The Sun is big but it’s just one of the estimated 150 – 250 billion stars in the Milky Way galaxy. It is approximately 1.39 million km in diameter and you could line up 109 earths across its face. It is a giant ball of hot plasma. The Sun is made up mainly of hydrogen and helium. In the past, scientists didn’t know what powered the Sun. At one point, scientists guessed that maybe the Sun was made of coal. However, when they calculated how long a piece of coal the size of the Sun would take to burn, they realised that it couldn’t be coal.
What they didn’t know, is that the light and heat energy that is produced in the Sun, is produced by a process called nuclear fusion, which happens deep inside the star. Nuclear fusion, at a very basic level, is where two atoms of hydrogen fuse to form a helium atom and in the process releases some energy. The Sun converts about 600 million tonnes of hydrogen into helium every second. This energy from the core of the Sun travels up through various layers before radiating out into space in the form of light and heat. It can take thousands of years for light to get from the centre of the Sun and escape into space.
The Sun is around 4.6 billion years old and formed from a giant cloud of gas and dust.
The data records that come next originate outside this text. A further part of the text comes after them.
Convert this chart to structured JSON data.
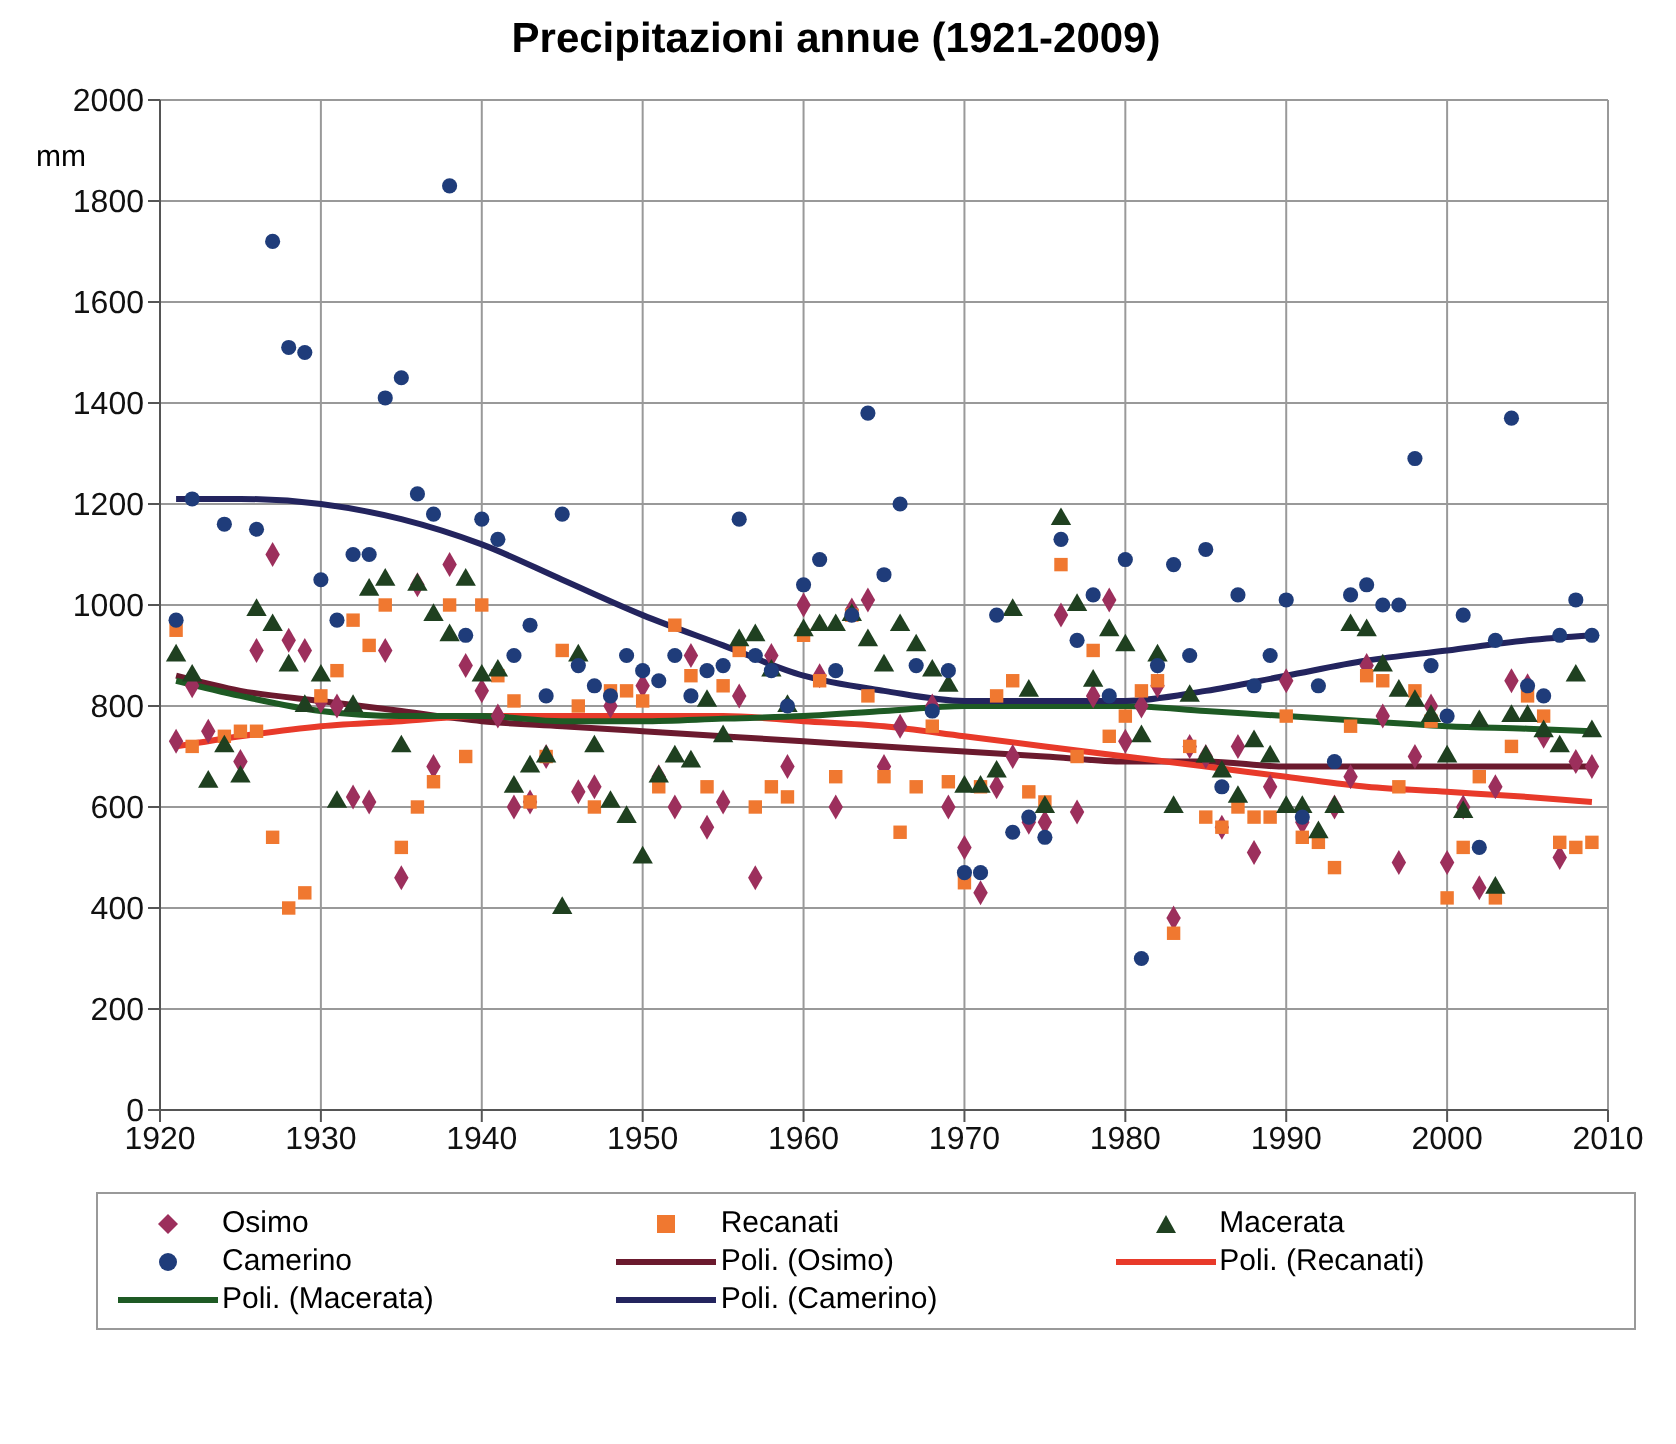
{
  "chart_data": {
    "type": "scatter",
    "title": "Precipitazioni annue (1921-2009)",
    "ylabel": "mm",
    "xlim": [
      1920,
      2010
    ],
    "xticks": [
      1920,
      1930,
      1940,
      1950,
      1960,
      1970,
      1980,
      1990,
      2000,
      2010
    ],
    "ylim": [
      0,
      2000
    ],
    "yticks": [
      0,
      200,
      400,
      600,
      800,
      1000,
      1200,
      1400,
      1600,
      1800,
      2000
    ],
    "grid": true,
    "legend": "bottom",
    "series": [
      {
        "name": "Osimo",
        "marker": "diamond",
        "color": "#9c2f5c",
        "x": [
          1921,
          1922,
          1923,
          1925,
          1926,
          1927,
          1928,
          1929,
          1930,
          1931,
          1932,
          1933,
          1934,
          1935,
          1936,
          1937,
          1938,
          1939,
          1940,
          1941,
          1942,
          1943,
          1944,
          1946,
          1947,
          1948,
          1950,
          1951,
          1952,
          1953,
          1954,
          1955,
          1956,
          1957,
          1958,
          1959,
          1960,
          1961,
          1962,
          1963,
          1964,
          1965,
          1966,
          1968,
          1969,
          1970,
          1971,
          1972,
          1973,
          1974,
          1975,
          1976,
          1977,
          1978,
          1979,
          1980,
          1981,
          1982,
          1983,
          1984,
          1985,
          1986,
          1987,
          1988,
          1989,
          1990,
          1991,
          1992,
          1993,
          1994,
          1995,
          1996,
          1997,
          1998,
          1999,
          2000,
          2001,
          2002,
          2003,
          2004,
          2005,
          2006,
          2007,
          2008,
          2009
        ],
        "values": [
          730,
          840,
          750,
          690,
          910,
          1100,
          930,
          910,
          810,
          800,
          620,
          610,
          910,
          460,
          1040,
          680,
          1080,
          880,
          830,
          780,
          600,
          610,
          700,
          630,
          640,
          800,
          840,
          660,
          600,
          900,
          560,
          610,
          820,
          460,
          900,
          680,
          1000,
          860,
          600,
          990,
          1010,
          680,
          760,
          800,
          600,
          520,
          430,
          640,
          700,
          570,
          570,
          980,
          590,
          820,
          1010,
          730,
          800,
          840,
          380,
          720,
          700,
          560,
          720,
          510,
          640,
          850,
          570,
          null,
          600,
          660,
          880,
          780,
          490,
          700,
          800,
          490,
          600,
          440,
          640,
          850,
          840,
          740,
          500,
          690,
          680
        ]
      },
      {
        "name": "Recanati",
        "marker": "square",
        "color": "#f07830",
        "x": [
          1921,
          1922,
          1924,
          1925,
          1926,
          1927,
          1928,
          1929,
          1930,
          1931,
          1932,
          1933,
          1934,
          1935,
          1936,
          1937,
          1938,
          1939,
          1940,
          1941,
          1942,
          1943,
          1944,
          1945,
          1946,
          1947,
          1948,
          1949,
          1950,
          1951,
          1952,
          1953,
          1954,
          1955,
          1956,
          1957,
          1958,
          1959,
          1960,
          1961,
          1962,
          1963,
          1964,
          1965,
          1966,
          1967,
          1968,
          1969,
          1970,
          1971,
          1972,
          1973,
          1974,
          1975,
          1976,
          1977,
          1978,
          1979,
          1980,
          1981,
          1982,
          1983,
          1984,
          1985,
          1986,
          1987,
          1988,
          1989,
          1990,
          1991,
          1992,
          1993,
          1994,
          1995,
          1996,
          1997,
          1998,
          1999,
          2000,
          2001,
          2002,
          2003,
          2004,
          2005,
          2006,
          2007,
          2008,
          2009
        ],
        "values": [
          950,
          720,
          740,
          750,
          750,
          540,
          400,
          430,
          820,
          870,
          970,
          920,
          1000,
          520,
          600,
          650,
          1000,
          700,
          1000,
          860,
          810,
          610,
          700,
          910,
          800,
          600,
          830,
          830,
          810,
          640,
          960,
          860,
          640,
          840,
          910,
          600,
          640,
          620,
          940,
          850,
          660,
          980,
          820,
          660,
          550,
          640,
          760,
          650,
          450,
          640,
          820,
          850,
          630,
          610,
          1080,
          700,
          910,
          740,
          780,
          830,
          850,
          350,
          720,
          580,
          560,
          600,
          580,
          580,
          780,
          540,
          530,
          480,
          760,
          860,
          850,
          640,
          830,
          770,
          420,
          520,
          660,
          420,
          720,
          820,
          780,
          530,
          520,
          530
        ]
      },
      {
        "name": "Macerata",
        "marker": "triangle",
        "color": "#1f4020",
        "x": [
          1921,
          1922,
          1923,
          1924,
          1925,
          1926,
          1927,
          1928,
          1929,
          1930,
          1931,
          1932,
          1933,
          1934,
          1935,
          1936,
          1937,
          1938,
          1939,
          1940,
          1941,
          1942,
          1943,
          1944,
          1945,
          1946,
          1947,
          1948,
          1949,
          1950,
          1951,
          1952,
          1953,
          1954,
          1955,
          1956,
          1957,
          1958,
          1959,
          1960,
          1961,
          1962,
          1963,
          1964,
          1965,
          1966,
          1967,
          1968,
          1969,
          1970,
          1971,
          1972,
          1973,
          1974,
          1975,
          1976,
          1977,
          1978,
          1979,
          1980,
          1981,
          1982,
          1983,
          1984,
          1985,
          1986,
          1987,
          1988,
          1989,
          1990,
          1991,
          1992,
          1993,
          1994,
          1995,
          1996,
          1997,
          1998,
          1999,
          2000,
          2001,
          2002,
          2003,
          2004,
          2005,
          2006,
          2007,
          2008,
          2009
        ],
        "values": [
          900,
          860,
          650,
          720,
          660,
          990,
          960,
          880,
          800,
          860,
          610,
          800,
          1030,
          1050,
          720,
          1040,
          980,
          940,
          1050,
          860,
          870,
          640,
          680,
          700,
          400,
          900,
          720,
          610,
          580,
          500,
          660,
          700,
          690,
          810,
          740,
          930,
          940,
          870,
          800,
          950,
          960,
          960,
          980,
          930,
          880,
          960,
          920,
          870,
          840,
          640,
          640,
          670,
          990,
          830,
          600,
          1170,
          1000,
          850,
          950,
          920,
          740,
          900,
          600,
          820,
          700,
          670,
          620,
          730,
          700,
          600,
          600,
          550,
          600,
          960,
          950,
          880,
          830,
          810,
          780,
          700,
          590,
          770,
          440,
          780,
          780,
          750,
          720,
          860,
          750
        ]
      },
      {
        "name": "Camerino",
        "marker": "circle",
        "color": "#1f3c7a",
        "x": [
          1921,
          1922,
          1924,
          1926,
          1927,
          1928,
          1929,
          1930,
          1931,
          1932,
          1933,
          1934,
          1935,
          1936,
          1937,
          1938,
          1939,
          1940,
          1941,
          1942,
          1943,
          1944,
          1945,
          1946,
          1947,
          1948,
          1949,
          1950,
          1951,
          1952,
          1953,
          1954,
          1955,
          1956,
          1957,
          1958,
          1959,
          1960,
          1961,
          1962,
          1963,
          1964,
          1965,
          1966,
          1967,
          1968,
          1969,
          1970,
          1971,
          1972,
          1973,
          1974,
          1975,
          1976,
          1977,
          1978,
          1979,
          1980,
          1981,
          1982,
          1983,
          1984,
          1985,
          1986,
          1987,
          1988,
          1989,
          1990,
          1991,
          1992,
          1993,
          1994,
          1995,
          1996,
          1997,
          1998,
          1999,
          2000,
          2001,
          2002,
          2003,
          2004,
          2005,
          2006,
          2007,
          2008,
          2009
        ],
        "values": [
          970,
          1210,
          1160,
          1150,
          1720,
          1510,
          1500,
          1050,
          970,
          1100,
          1100,
          1410,
          1450,
          1220,
          1180,
          1830,
          940,
          1170,
          1130,
          900,
          960,
          820,
          1180,
          880,
          840,
          820,
          900,
          870,
          850,
          900,
          820,
          870,
          880,
          1170,
          900,
          870,
          800,
          1040,
          1090,
          870,
          980,
          1380,
          1060,
          1200,
          880,
          790,
          870,
          470,
          470,
          980,
          550,
          580,
          540,
          1130,
          930,
          1020,
          820,
          1090,
          300,
          880,
          1080,
          900,
          1110,
          640,
          1020,
          840,
          900,
          1010,
          580,
          840,
          690,
          1020,
          1040,
          1000,
          1000,
          1290,
          880,
          780,
          980,
          520,
          930,
          1370,
          840,
          820,
          940,
          1010,
          940
        ]
      },
      {
        "name": "Poli. (Osimo)",
        "type": "line",
        "marker": "none",
        "color": "#6b1a2e",
        "x": [
          1921,
          1925,
          1930,
          1935,
          1940,
          1945,
          1950,
          1955,
          1960,
          1965,
          1970,
          1975,
          1980,
          1985,
          1990,
          1995,
          2000,
          2005,
          2009
        ],
        "values": [
          860,
          830,
          810,
          790,
          770,
          760,
          750,
          740,
          730,
          720,
          710,
          700,
          690,
          690,
          680,
          680,
          680,
          680,
          680
        ]
      },
      {
        "name": "Poli. (Recanati)",
        "type": "line",
        "marker": "none",
        "color": "#e83a2a",
        "x": [
          1921,
          1925,
          1930,
          1935,
          1940,
          1945,
          1950,
          1955,
          1960,
          1965,
          1970,
          1975,
          1980,
          1985,
          1990,
          1995,
          2000,
          2005,
          2009
        ],
        "values": [
          720,
          740,
          760,
          770,
          780,
          780,
          780,
          780,
          770,
          760,
          740,
          720,
          700,
          680,
          660,
          640,
          630,
          620,
          610
        ]
      },
      {
        "name": "Poli. (Macerata)",
        "type": "line",
        "marker": "none",
        "color": "#1e5a24",
        "x": [
          1921,
          1925,
          1930,
          1935,
          1940,
          1945,
          1950,
          1955,
          1960,
          1965,
          1970,
          1975,
          1980,
          1985,
          1990,
          1995,
          2000,
          2005,
          2009
        ],
        "values": [
          850,
          820,
          790,
          780,
          780,
          770,
          770,
          775,
          780,
          790,
          800,
          800,
          800,
          790,
          780,
          770,
          760,
          755,
          750
        ]
      },
      {
        "name": "Poli. (Camerino)",
        "type": "line",
        "marker": "none",
        "color": "#23245e",
        "x": [
          1921,
          1925,
          1930,
          1935,
          1940,
          1945,
          1950,
          1955,
          1960,
          1965,
          1970,
          1975,
          1980,
          1985,
          1990,
          1995,
          2000,
          2005,
          2009
        ],
        "values": [
          1210,
          1210,
          1200,
          1170,
          1120,
          1050,
          980,
          920,
          860,
          830,
          810,
          810,
          810,
          830,
          860,
          890,
          910,
          930,
          940
        ]
      }
    ]
  }
}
It is about half way through its life. Eventually the Sun will run out of hydrogen. At that point it will turn into a type of star called a red giant. The Sun will swell and eventually engulf Mercury and Venus. Scientists are not sure for certain if Earth will also get swallowed by the Sun. Even if it survives, the heat from the much closer Sun will have baked the Earth dry. We don’t need to worry about that though, because that is around 5 billion years away!
The Sun is the brightest object in the night sky. You should never ever look at the Sun as it is so bright it will cause permanent eye damage. Pointing any sort of cameras or equipment at the Sun is also dangerous as it could damage the equipment. It is possible, with correct equipment to observe the Sun safely. Astronomers that do observe the Sun look for features such as sunspots, flares, coronal holes and prominences. There are a number of solar telescopes around the world that observe the Sun and also a fleet of spacecraft that observe and study the Sun. The first of which was Pioneer 6 in 1959.
Studying the Sun and monitoring it, is really important. Solar weather, which is variations in activity on the Sun, can have a wide variety of impacts here on Earth. Solar storms can cause power outages, communications outages, damage satellites and put astronauts in danger. Right now there are two spacecraft situated between the Earth and Sun, called SOHO (Solar and Heliospheric Observatory) and SDO (Solar Dynamics Observatory). Both of these spacecraft monitor the Sun 24 hours a day. The Parker Solar Probe is the latest NASA probe to explore the Sun. It launched in August 2018 and will be operational for at least another 6 years. The main purpose of the Parker Solar Probe is to monitor the Suns atmosphere which is also called the Corona.